Manufactured: 1972-1979 by Hägglunds Vehicle AB
Before the fall of communism and the USSR (and long before the rise of Putin) the Swedes had compulsory national service, part of which entailed motorcycle training. It is no accident that so many of the world's top MX riders of the period came from that country - everyone learned to ride off-road motorcycles.
Hagglunds was a major supplier of military equipment to the Swedish armed forces, so in 1971 when the army extended a contract out for supply of a new military motorcycle, Hagglunds was in like Flynn.
In 1972 they presented the XM 72, a highly innovative motorcycle with a single-sided front fork (al la Imme), monocoque frame encompassing the fuel tank, composite pressed-metal wheels, automatic transmission, cardan final drive, and powered by a Sachs 293cc engine.
The machines's CVT (Hagglund/DAF) gearbox is fitted to many of today's scooters, as is the single-sided front suspension. The XM72 had monoshock suspension in the days of almost universal twin-shocks, and it had disc brakes. The single-side swingarm was introduced to BMW's R80GS almost a decade later.
Handling of these early models was reportedly less than optimum - "bizzare" is one of the printable words used by those who rode them.

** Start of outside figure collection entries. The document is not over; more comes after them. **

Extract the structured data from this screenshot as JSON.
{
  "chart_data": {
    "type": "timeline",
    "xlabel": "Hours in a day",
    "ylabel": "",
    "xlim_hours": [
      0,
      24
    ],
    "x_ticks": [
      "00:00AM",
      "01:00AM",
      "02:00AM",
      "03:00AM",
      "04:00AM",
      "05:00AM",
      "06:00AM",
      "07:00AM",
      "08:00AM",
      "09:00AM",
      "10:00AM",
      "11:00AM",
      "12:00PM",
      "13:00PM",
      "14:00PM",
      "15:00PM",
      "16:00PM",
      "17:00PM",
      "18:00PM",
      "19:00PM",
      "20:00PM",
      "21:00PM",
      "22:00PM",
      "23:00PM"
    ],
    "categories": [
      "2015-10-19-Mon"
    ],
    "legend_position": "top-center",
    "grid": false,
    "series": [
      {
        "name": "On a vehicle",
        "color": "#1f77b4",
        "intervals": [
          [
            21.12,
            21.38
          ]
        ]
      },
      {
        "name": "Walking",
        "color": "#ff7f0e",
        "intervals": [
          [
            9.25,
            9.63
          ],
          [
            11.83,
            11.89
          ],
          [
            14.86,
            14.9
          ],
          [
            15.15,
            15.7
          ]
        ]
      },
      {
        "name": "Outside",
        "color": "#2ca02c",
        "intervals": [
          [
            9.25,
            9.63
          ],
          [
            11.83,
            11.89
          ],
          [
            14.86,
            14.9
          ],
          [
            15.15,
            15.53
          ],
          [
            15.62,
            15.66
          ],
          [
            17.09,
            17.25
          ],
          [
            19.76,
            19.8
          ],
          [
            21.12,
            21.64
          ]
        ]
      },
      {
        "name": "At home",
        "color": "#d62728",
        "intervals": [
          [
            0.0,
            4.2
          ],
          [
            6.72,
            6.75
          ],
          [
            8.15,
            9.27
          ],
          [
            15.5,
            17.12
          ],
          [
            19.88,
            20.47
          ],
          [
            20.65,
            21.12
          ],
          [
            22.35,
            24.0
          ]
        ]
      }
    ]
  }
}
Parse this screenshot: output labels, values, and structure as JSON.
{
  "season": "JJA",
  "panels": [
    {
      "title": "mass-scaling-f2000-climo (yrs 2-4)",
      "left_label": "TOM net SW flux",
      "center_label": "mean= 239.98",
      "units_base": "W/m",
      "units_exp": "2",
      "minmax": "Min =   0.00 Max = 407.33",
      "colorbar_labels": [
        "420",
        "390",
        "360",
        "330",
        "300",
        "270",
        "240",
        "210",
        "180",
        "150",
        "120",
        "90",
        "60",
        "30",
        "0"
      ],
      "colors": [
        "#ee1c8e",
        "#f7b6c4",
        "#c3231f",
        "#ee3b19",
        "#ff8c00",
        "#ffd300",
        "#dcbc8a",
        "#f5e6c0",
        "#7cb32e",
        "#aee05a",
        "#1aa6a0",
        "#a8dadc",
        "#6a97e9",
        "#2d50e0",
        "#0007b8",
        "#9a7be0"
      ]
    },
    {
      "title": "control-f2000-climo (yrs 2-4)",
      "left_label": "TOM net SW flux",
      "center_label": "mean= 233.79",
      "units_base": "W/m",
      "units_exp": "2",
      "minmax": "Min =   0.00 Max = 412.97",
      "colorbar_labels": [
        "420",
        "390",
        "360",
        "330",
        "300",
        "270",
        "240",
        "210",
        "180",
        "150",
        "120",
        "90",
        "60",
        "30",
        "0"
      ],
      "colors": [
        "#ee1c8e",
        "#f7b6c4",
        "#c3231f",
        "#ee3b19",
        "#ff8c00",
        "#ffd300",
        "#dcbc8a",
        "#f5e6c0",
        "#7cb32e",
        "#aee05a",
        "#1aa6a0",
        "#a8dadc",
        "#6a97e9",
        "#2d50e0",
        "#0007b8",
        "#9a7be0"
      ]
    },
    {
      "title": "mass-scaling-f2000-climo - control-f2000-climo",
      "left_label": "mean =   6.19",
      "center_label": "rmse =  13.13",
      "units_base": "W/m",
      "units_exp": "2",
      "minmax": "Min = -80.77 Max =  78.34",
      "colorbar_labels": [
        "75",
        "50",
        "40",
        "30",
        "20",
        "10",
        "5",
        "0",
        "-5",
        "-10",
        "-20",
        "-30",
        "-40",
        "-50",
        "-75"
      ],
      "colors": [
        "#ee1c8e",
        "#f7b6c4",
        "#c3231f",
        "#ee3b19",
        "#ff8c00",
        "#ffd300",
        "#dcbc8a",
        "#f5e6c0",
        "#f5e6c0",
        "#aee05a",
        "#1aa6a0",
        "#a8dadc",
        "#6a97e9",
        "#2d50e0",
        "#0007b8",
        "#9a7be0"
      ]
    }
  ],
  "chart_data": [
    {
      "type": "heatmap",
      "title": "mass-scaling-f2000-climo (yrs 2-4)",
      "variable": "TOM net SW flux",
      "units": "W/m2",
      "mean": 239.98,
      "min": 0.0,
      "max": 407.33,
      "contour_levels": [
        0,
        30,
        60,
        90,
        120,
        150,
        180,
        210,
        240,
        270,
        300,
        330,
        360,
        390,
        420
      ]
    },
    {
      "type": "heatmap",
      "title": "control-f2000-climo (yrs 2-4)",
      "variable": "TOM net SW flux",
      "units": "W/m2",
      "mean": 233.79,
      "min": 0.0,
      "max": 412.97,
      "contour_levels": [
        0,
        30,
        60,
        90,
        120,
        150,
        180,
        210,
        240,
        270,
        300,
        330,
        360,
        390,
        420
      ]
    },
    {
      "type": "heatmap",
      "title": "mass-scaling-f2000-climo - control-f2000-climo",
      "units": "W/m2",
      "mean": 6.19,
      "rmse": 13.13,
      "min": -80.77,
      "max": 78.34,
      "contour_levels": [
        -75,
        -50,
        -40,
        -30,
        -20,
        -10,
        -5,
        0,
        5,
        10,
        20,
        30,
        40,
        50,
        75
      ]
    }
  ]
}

The second model, the XM74, was developed with the aid of MX world champion Bill Nilson. Powered by a 347cc two-stroke Rotax, it is believed 40 of these were built using more conventional Ceriani forks along with Koni rear suspension units. A few civilian examples were also produced.
A ski-equipped variant was also presented.
In 1975 the Swedish military placed an order with Hagglunds but it seems they had bitten off a bit more than they could chew, and in 1976 the contract was handed to Husqvarna. That machine was the basis of the 1980 Husqvarna 258 Automatic.